My thesis will explore the choreographies of pregnancy. I am interested in these “dances” as they manifest at both macro- and micro-scopic levels. I will study the patterns that women’s bodies perform, both physiologically and behaviorally, in the process of generating life. My dancers and I will explore the inevitable, intricate, and private biological dances encoded in our female DNA by tuning into subtle felt experiences. We will also study and rehearse movements and practices that are outwardly expressed by pregnant women personally and collectively, respecting both those grounded in women’s intuition and those influenced by cultural context. Through the study of these specific stylized sequences that women’s bodies enact in the process of manifesting, housing, nurturing, and bringing forth new life, I hope that my cast and I will gain greater and deeper connection to our dancing bodies as well as trust and wonderment in our sense of ourselves as women. We will explore how these forms of consciousness can be somatically cultivated and communicated. We will take our time and be highly creative and varied in how we locate, learn, and share the embodied processes of this great and complicated creative act. 

Jan 31, 2012
Save the date!

Performances will take place at Old Brick (26 East Market, Iowa City, IA) repeatedly throughout the day of March 10th, 2012. There will be a talk-back following the afternoon performance.
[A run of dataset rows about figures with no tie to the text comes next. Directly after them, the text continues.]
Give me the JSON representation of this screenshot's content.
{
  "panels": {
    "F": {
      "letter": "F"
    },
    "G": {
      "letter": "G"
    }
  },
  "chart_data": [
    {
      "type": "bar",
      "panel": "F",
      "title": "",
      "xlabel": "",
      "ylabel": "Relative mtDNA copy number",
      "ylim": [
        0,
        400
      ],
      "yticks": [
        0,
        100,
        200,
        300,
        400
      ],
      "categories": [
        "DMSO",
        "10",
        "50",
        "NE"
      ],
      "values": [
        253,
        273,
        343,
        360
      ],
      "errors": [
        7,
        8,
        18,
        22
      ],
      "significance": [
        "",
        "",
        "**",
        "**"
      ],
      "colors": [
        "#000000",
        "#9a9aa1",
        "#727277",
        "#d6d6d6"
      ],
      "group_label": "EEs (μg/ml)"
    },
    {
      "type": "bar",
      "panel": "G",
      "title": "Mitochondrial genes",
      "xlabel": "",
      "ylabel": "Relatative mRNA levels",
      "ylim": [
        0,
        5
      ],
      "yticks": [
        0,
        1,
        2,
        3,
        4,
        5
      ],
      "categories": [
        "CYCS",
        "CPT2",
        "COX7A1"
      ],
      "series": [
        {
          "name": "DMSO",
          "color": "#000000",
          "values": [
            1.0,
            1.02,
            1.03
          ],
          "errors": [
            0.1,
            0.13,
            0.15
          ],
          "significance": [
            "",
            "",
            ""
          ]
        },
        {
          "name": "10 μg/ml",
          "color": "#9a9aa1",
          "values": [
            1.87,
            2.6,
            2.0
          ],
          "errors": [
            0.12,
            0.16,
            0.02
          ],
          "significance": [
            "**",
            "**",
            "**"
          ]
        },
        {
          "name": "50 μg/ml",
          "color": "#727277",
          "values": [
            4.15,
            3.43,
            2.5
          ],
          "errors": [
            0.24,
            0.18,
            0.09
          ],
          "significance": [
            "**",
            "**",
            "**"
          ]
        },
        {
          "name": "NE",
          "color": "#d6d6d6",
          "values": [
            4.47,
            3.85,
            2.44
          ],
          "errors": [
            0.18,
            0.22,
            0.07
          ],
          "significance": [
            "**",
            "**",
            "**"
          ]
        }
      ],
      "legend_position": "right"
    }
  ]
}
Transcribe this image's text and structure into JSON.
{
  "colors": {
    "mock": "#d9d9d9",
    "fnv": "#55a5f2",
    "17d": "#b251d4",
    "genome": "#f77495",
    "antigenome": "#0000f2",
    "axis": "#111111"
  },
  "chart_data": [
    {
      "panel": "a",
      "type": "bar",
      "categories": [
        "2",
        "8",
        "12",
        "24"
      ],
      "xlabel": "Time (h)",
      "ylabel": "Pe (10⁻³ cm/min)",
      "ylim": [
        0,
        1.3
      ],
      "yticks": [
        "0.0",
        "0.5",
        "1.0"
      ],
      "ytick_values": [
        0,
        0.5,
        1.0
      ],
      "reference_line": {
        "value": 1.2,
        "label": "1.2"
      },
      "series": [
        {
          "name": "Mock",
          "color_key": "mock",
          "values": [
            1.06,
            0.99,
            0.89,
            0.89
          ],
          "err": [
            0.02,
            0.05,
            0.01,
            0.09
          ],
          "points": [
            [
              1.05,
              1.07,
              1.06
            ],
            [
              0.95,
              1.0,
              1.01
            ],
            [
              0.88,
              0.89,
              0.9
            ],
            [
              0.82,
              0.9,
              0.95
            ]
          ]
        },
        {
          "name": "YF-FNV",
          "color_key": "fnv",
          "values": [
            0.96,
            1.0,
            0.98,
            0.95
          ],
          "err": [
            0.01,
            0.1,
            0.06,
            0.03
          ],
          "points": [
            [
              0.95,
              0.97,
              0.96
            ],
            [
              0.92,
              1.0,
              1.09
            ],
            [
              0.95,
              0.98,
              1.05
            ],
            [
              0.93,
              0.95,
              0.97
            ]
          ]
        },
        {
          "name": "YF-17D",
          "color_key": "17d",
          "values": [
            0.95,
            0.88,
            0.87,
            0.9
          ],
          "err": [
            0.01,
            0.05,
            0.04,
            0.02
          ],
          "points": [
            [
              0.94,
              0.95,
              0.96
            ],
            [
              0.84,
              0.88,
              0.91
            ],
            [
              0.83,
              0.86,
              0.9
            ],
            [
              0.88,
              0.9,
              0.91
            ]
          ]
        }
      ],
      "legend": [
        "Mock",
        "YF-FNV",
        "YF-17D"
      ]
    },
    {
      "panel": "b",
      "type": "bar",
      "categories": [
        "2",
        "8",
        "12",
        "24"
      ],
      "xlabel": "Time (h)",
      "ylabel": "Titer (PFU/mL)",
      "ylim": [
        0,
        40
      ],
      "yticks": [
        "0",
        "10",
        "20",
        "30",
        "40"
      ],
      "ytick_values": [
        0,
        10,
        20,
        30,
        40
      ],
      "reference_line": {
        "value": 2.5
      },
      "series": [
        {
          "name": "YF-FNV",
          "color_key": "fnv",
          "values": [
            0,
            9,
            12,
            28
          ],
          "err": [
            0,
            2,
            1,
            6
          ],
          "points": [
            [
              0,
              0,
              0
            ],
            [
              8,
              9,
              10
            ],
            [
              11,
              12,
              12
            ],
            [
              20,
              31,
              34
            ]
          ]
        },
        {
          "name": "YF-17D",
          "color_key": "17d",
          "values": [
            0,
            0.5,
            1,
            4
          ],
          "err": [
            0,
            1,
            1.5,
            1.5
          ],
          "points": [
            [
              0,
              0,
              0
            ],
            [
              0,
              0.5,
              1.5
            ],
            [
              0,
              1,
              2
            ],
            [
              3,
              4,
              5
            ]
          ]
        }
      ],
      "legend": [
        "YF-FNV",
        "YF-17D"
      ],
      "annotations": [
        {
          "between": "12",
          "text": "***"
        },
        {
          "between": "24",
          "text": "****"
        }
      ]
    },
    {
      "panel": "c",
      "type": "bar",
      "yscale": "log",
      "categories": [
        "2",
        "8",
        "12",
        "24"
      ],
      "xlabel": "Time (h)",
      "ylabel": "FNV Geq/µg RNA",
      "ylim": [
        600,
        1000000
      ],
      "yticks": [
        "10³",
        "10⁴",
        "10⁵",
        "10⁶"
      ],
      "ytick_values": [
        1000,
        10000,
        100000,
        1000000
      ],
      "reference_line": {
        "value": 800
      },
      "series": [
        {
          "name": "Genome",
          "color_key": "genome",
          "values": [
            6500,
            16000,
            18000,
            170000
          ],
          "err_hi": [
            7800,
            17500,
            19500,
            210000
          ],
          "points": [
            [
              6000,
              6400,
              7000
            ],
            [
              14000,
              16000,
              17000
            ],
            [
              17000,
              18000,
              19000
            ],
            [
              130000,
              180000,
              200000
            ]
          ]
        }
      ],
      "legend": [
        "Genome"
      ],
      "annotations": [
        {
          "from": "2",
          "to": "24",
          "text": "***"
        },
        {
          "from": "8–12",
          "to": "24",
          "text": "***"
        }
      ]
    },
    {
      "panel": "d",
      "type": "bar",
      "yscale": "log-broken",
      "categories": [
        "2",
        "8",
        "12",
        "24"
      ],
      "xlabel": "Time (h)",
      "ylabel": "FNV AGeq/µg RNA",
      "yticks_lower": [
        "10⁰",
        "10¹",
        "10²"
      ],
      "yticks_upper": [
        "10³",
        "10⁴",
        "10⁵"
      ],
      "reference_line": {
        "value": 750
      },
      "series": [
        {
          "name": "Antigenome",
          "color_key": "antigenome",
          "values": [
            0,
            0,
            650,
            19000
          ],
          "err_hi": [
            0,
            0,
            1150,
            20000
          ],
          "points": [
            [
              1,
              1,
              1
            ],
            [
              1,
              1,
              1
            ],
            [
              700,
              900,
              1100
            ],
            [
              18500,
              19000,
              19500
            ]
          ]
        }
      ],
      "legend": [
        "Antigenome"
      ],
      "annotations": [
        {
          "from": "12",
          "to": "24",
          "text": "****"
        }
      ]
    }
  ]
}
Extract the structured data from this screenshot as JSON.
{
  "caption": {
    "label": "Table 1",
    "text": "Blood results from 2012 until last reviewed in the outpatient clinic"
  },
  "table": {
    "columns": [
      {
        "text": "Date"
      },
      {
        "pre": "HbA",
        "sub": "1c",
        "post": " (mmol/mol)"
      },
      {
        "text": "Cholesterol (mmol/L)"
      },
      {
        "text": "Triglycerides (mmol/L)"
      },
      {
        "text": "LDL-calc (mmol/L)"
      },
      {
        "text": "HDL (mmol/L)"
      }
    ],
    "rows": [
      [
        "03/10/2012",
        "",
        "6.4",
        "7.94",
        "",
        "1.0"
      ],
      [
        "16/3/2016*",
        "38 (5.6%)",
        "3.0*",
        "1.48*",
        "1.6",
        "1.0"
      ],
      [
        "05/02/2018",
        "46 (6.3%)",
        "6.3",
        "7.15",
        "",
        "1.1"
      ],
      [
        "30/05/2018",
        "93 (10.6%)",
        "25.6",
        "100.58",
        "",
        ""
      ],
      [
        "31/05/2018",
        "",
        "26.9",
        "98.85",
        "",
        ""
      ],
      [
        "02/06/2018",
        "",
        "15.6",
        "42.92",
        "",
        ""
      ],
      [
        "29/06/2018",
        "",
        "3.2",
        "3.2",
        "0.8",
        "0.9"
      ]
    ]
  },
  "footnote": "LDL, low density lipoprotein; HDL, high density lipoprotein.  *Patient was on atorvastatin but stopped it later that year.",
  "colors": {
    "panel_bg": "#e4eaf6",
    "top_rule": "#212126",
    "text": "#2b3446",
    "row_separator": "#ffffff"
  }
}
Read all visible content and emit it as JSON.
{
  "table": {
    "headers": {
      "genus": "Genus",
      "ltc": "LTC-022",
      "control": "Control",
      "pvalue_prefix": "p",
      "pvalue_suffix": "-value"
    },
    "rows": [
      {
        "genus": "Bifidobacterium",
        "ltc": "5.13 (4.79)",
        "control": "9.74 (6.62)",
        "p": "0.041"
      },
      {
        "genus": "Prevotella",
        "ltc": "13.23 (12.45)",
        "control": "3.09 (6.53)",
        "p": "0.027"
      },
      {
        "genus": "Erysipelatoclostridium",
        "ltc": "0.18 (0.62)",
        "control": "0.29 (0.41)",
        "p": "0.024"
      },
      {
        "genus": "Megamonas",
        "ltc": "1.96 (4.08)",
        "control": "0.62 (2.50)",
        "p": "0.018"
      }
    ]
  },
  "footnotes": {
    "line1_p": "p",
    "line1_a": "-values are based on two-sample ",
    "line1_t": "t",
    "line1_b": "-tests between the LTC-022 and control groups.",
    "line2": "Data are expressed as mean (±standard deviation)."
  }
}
There will be related dance events throughout the Iowa City community during the week of March 5-10.

 

A recommended $5 donation will be collected at the door and proceeds will go to support the Friends of Iowa Midwives in their efforts to promote safe natural birthing options for women. Tickets may be reserved Online nearer the date, and may also be acquired at the door.

Jan 31, 2012
Monica Brasile

Monica Brasile is a PhD Candidate and Graduate Instructor in the department of Gender, Women’s, and Sexuality Studies at the University of Iowa. Her doctoral research examines the politics of childbirth and childbirth advocacy in the U.S., focusing particularly on emerging trends in the politics of doula care and the roles of doulas as women’s health and reproductive justice advocates. She has been involved in women’s health activism since the early 1990s and has been a certified childbirth educator and doula since 1996. She is passionate about education for social change, and is a recipient of the Outstanding T.A. award and 2011 fellow of the Obermann Graduate Institute on Civic Engagement and the Academy. Her areas of interest include reproduction, childbirth, motherhood, the history of medicine, medical anthropology, and feminist theory. Monica is also a visual artist. She studied Fine Arts (painting and book arts) as an undergraduate at the University of Nebraska-Omaha, and has taught courses in bookbinding and zine making. She remains active in comic art, bookmaking, drawing, and painting. 

Jan 31, 2012
About...

The work features an hour of original dances within an installation of silk paintings by visual artist and natural birthworker Monica Brasile and the debut of an evening-length musical composition for stringed, percussive, and electronic instruments by MFA candidate in Music Composition Jason Gregory. The score is Mr. Gregory’s master’s thesis as well and will be performed live. Performances will be interactive and invite audience participation.